Joe Zawinul is one the reasons I became a professional musician. In the middle of my 1968-69 school year I was allowed to attend two days of workshops at the local college. The event was to culminate in a concert with the Cannonball Adderly Quintet as the main act.

In those two days Joe Zawinul introduced my classically trained ears to altered scales and Indian Ragas for the first time. The sound of his melodic lines, harmonies and rhythms forever changed my consciousness.

He not only demonstrated scales and melodies of a nature I had never before experienced he also demonstrated various poly-rhythms with the drummer and the bass player; each layering different time signatures and patterns while explaining how to count and feel each one.

My violin teacher knew I was interested in jazz and made the necessary arrangements with the local college that was hosting the Quintet for me to play for Cannonball Adderly. Adderly watched as I pulled my violin out of my case and then said, "Son we play jazz, why don't you just sit and watch."

I could have been crushed but Joe immediately spoke up and asked me to play a scale for him and then asked if I knew what a chord change was. At the time I didn't know anything about "horn" keys so when he started the riff for the Nat Adderly tune, "Work Song." Joe started the tune in C# minor and told me to take a lead after he played the head. It was not until much later that I realized he did that to make a point with Adderly.

I was so enthralled with Joe I did not think to be nervous and just put my soul into every note I played (very non-Be-Bop I might add).

Nat picked up his cornet and said, "lets trade fours," and we then played several choruses until Cannonball waved his hands to stop us and said, "Okay boys, you made your point."

When it was all said and done that day changed my life. I put myself through college playing as many styles of music possible while in pursuit of my composition and performance degrees.

A few years later while I was in grad school I was in Boston during the summer and I had the opportunity to meet Joe Zawinul again. I thanked him for that day many years before. He laughed and said, "I was told to never play "The Work Song" in that key again." Proving to me that his reputation for having a phenomenal memory extended to people as well as music.
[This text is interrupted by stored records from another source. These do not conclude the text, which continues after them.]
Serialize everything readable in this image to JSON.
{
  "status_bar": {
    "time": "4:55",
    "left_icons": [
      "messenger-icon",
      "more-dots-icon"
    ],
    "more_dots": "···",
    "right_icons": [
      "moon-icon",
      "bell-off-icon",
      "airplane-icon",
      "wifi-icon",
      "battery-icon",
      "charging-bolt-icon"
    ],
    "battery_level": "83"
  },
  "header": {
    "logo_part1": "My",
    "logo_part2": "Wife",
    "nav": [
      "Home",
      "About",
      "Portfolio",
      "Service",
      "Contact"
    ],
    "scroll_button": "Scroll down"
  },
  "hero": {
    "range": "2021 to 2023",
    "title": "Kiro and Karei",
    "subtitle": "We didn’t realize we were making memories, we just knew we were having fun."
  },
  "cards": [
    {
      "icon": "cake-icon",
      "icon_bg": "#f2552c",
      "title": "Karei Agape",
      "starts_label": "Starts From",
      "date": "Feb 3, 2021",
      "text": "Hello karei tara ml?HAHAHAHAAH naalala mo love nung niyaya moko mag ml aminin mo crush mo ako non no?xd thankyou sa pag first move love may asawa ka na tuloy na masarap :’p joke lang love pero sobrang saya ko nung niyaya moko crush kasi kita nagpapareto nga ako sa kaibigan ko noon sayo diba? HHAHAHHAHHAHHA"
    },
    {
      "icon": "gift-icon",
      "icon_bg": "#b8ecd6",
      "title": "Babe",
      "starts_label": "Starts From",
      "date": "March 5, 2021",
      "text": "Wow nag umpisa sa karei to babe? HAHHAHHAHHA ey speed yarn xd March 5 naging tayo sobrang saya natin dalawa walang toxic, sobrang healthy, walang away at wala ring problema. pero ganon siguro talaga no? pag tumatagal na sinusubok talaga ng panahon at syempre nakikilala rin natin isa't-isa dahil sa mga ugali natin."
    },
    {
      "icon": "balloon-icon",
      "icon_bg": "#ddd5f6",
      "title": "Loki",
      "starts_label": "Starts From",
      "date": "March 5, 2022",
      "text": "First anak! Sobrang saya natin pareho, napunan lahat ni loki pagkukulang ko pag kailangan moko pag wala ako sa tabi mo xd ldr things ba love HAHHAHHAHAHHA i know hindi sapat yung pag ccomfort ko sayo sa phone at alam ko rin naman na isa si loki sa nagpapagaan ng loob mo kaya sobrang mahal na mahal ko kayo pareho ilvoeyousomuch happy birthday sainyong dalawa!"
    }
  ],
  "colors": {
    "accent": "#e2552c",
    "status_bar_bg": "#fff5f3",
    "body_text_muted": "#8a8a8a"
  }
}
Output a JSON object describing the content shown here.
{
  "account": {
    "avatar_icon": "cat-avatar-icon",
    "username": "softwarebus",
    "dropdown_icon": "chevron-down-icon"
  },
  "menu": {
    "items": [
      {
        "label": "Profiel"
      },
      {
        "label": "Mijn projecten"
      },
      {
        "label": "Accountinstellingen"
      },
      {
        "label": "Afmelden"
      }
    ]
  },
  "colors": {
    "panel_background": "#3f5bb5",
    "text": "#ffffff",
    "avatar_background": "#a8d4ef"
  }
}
He thought for a minute, then asked what I was doing in Boston, since hadn't I met him in Washington State several years before. I explained that I was studying music getting a grad degree in composition and performance on the violin. His response was, "good, I remember you played music that day, when you could have just played to impress somebody."

I never saw him in person after that day but I felt like a circle had been completed and I knew I was on the right path with my life.

That he died on 9/11 is to me another irony. Joe Zawinul is one of the very few people that I have ever heard play 9 against 11 and make it groove.